Health care costs stabilized during Obama’s tenure, with health care costs as a share of GDP now flat (in both constant and in current prices) in contrast to the big increases (in current prices) before.  This has not come at the expense of falling availability or use of health care services.  They have continued to grow throughout his presidency, and especially since 2010.

Looking forward, 2014 may be different.  The Obamacare insurance reforms came into effect in 2014, and have reduced the ranks of the uninsured by more than 10 million Americans.  The share of the population without any health insurance fell by over 30%.  The newly insured are likely to make greater use of regular health care services in 2014, especially by those who previously had conditions which had been left untreated due to an inability to pay before.  However, this may be offset by fewer emergency room admissions by those who previously had no other option, where emergency room care is an especially expensive way to deliver health care services.

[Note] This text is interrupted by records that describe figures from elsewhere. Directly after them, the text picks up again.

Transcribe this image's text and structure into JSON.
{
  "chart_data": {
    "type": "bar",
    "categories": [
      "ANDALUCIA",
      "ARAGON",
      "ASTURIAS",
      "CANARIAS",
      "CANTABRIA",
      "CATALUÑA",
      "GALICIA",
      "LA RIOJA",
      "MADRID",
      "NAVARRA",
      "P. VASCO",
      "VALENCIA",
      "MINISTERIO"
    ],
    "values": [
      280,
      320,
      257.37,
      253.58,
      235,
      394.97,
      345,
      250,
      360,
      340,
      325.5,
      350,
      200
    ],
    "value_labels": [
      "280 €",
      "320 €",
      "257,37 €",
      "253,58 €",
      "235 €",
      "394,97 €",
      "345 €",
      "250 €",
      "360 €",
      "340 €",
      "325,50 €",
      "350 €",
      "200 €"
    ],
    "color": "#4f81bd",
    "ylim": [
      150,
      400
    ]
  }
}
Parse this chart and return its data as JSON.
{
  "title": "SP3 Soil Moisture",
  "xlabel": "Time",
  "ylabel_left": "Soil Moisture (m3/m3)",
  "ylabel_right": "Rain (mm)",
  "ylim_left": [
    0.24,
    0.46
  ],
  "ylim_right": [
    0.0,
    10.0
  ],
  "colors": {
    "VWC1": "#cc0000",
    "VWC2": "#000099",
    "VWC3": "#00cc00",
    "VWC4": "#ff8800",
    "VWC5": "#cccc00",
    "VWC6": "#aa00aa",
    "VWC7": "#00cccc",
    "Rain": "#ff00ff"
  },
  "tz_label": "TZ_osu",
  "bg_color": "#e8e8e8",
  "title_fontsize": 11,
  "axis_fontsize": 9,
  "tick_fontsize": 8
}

It is not clear what the net effect will be.  Preliminary quarterly GDP data (for the first three-quarters of 2014) do not show a rise in the share for personal consumption of health care (there was a growth in real terms similar to the growth in real GDP).  But these numbers are still early and preliminary.  And the full national health expenditure numbers for 2014 will not be out until next December.

But so far, health expenditures as a share of GDP have stabilized under Obama, and the preliminary indication is that this is continuing in 2014.  This is a major achievement.  But they have stabilized at what is still a very high share of GDP, far higher than what is spent on health in other OECD countries.  Much more aggressive and fundamental reform will be necessary to bring the share down to the far lower levels of what other countries spend, and yet obtain  health outcome results that are similar to or better than the outcomes in the US.